Control an LED using GPIO from an arbitrary number of QEMU/KVM guests (Raspberry Pi 3/4/5)

This repo contains the full vertical stack for a mediated GPIO device:

  • Kernel module (mled‑vfio.ko) – exposes a 1‑byte “BAR” that guests can write (0 = off, 1 = on).
  • Host scheduler (host/scheduler.py) – listens to all mdev fds and mirrors the most recent value to a physical GPIO pin.
  • Guest helper (guest/ledctl.c) – convenience CLI; ledctl /dev/vfio/N 1.

1 Hardware checklist & requirements

component details
Board Raspberry Pi 3 B/ 3 A+, Pi 4/400/CM4, or Pi 5 – must be Armv8‑A so that the CPU supports the Virtualisation Extensions needed by KVM.
Power Good 3 A USB‑C supply (Pi 4/5) – heavy I/O in KVM guests can brown‑out a weak PSU.
Storage 16 GB+ micro‑SD or SSD; you’ll store at least two guest images.
LED + 330 Ω resistor Wire LED anode → GPIO 17 (physical pin 11), cathode → GND (pin 9).
If you prefer another pin, edit the gpiod_get(&…, "status"…) line in the kernel module.
Cooling A small heat‑sink is advised – two VMs doing CPU work will push a Pi 4/5 past 70 °C.
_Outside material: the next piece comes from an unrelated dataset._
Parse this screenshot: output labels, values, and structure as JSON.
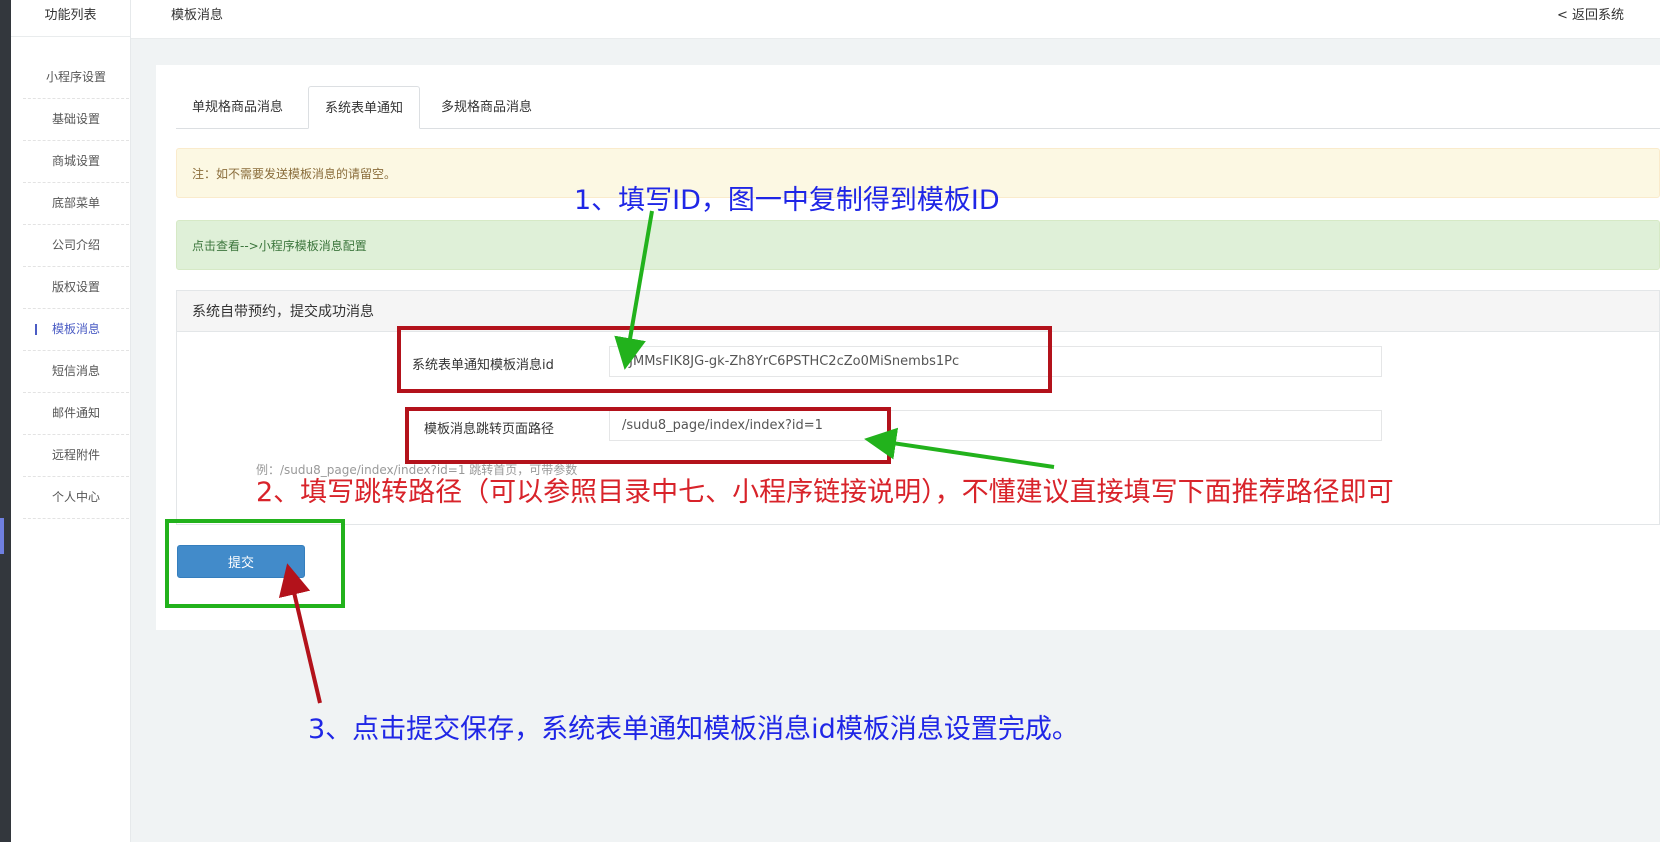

2 Prepare a 64‑bit Raspbian / Raspberry Pi OS with KVM

2.1 Flash the 64‑bit image

# run on your PC
sudo rpi-imager            # choose Raspberry Pi OS 64‑bit (Bookworm or later)

Boot the Pi, expand the filesystem (raspi-config → Advanced → expand).

2.2 Update & install toolchain

sudo apt update && sudo apt full-upgrade -y
sudo apt install \
        build-essential raspberrypi-kernel-headers \
        libgpiod-dev python3 python3-libgpiod \
        qemu-system-aarch64 qemu-efi-aarch64 mdevctl

2.3 Enable KVM (64‑bit & EL2)

Edit /boot/config.txt and make sure these lines exist once:

# ---- enable 64‑bit kernel & KVM ----
arm_64bit=1              # forces 64‑bit kernel even on Pi 3B
kernel=kernel8.img       # optional – Bookworm does this automatically
# Optional: enable USB host overlay on Pi 4 if you need virtio‑usb
dtoverlay=dwc2,dr_mode=host

Reboot and verify:

uname -m                  # must print aarch64
zgrep CONFIG_KVM /proc/config.gz | grep '=y'
sudo modprobe kvm
sudo modprobe kvm_arm
dmesg | grep -i "kvm.*hyp" # expect “HYP mode initialized”

If you see “HYP mode not available” you are on a 32‑bit kernel or an older Pi 2 (Cortex‑A7).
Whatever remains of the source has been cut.